いつも先生のWebsiteで、SPMやCONNの勉強を実施しています。
今日は、ここのCONN(20.b)並列処理で、MATLAB 計算環境の事で、ご教示ください。
(IT環境なので、見当違いなら申し訳ございません)
それは、前処理の箇所ですが、先生のWebsiteでは、
「distributed processing (run on Background process (Windows))」
(先生の事例は、Unix,Macですが、私はWindows 10で解析しています。)
をご紹介されています。
さて、本日の質問は、この二つ上のラジオボタンの「queue/script it (save as scripts to be run later)」の機能に関して、どういった機能なのか、また、CONN前処理時にMATLABとどういった
スクリプトを繋げる方法など、ご存じでしたら、ぜひご教授頂きたく、投稿致しました。よろしくお願い致します。
吉池さん
この queue / script に関しては、私自身、そこまで使ったことはないですが、たとえば、100人の処理をする際に、4つの並列処理をしたい場合、25人分の処理をひとつのスクリプトとして4つのスクリプトを保存する感じです。

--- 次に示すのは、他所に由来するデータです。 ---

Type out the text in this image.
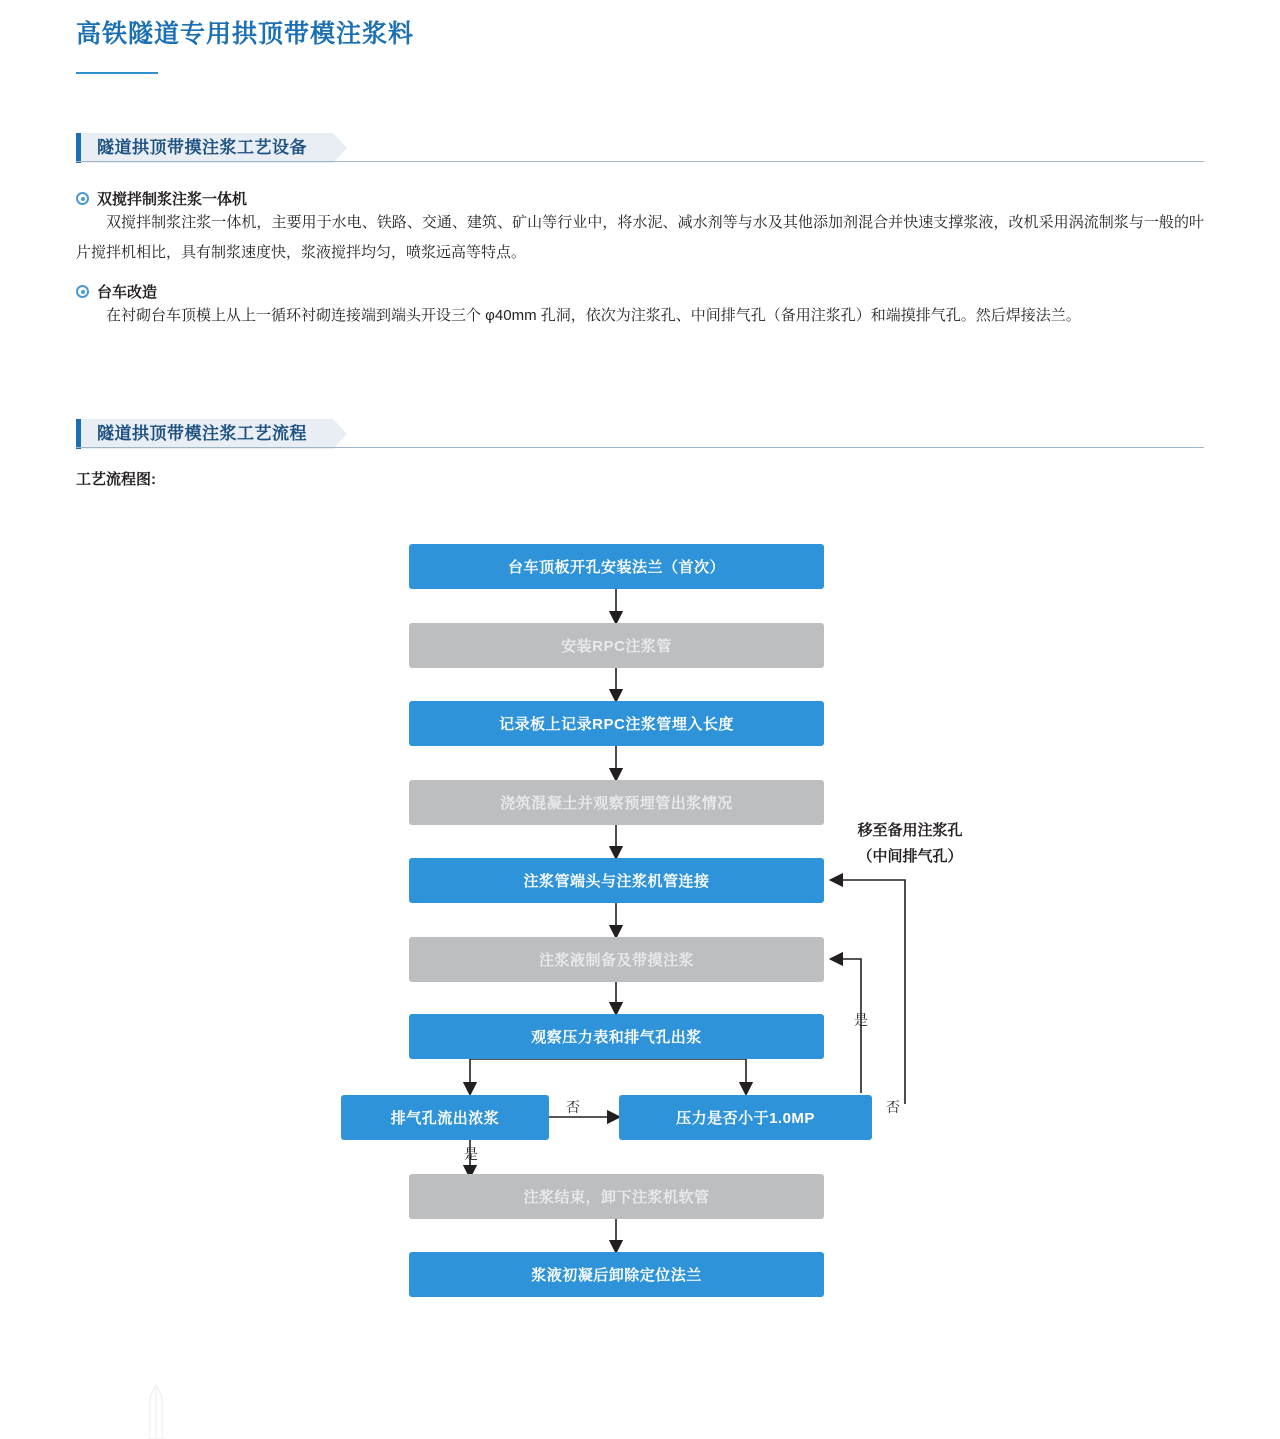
高铁隧道专用拱顶带模注浆料
隧道拱顶带摸注浆工艺设备
双搅拌制浆注浆一体机
双搅拌制浆注浆一体机，主要用于水电、铁路、交通、建筑、矿山等行业中，将水泥、减水剂等与水及其他添加剂混合并快速支撑浆液，改机采用涡流制浆与一般的叶片搅拌机相比，具有制浆速度快，浆液搅拌均匀，喷浆远高等特点。
台车改造
在衬砌台车顶模上从上一循环衬砌连接端到端头开设三个 φ40mm 孔洞，依次为注浆孔、中间排气孔（备用注浆孔）和端摸排气孔。然后焊接法兰。
隧道拱顶带模注浆工艺流程
工艺流程图:
台车顶板开孔安装法兰（首次）
安装RPC注浆管
记录板上记录RPC注浆管埋入长度
浇筑混凝土并观察预埋管出浆情况
注浆管端头与注浆机管连接
注浆液制备及带摸注浆
观察压力表和排气孔出浆
排气孔流出浓浆	压力是否小于1.0MP
注浆结束，卸下注浆机软管
浆液初凝后卸除定位法兰
否
是
是
否
移至备用注浆孔
（中间排气孔）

distributed processing は一気に始まってしまいますが、スクリプトとして保存すれば、実際に実行するのは後でもいいので、自分で実行するタイミングをコントロールできます。
いずれにしてもシェルスクリプトとして吐き出されますので、mac/unix環境と考えてもらった方がいいかなと思います。
根本先生
早速のお返事、本当に御礼申し上げます。
「シェルスクリプトとして吐き出される」の件、教えて頂きまして、本当に感謝申し上げます。
今後も、引き続きよろしくお願い致します。吉池。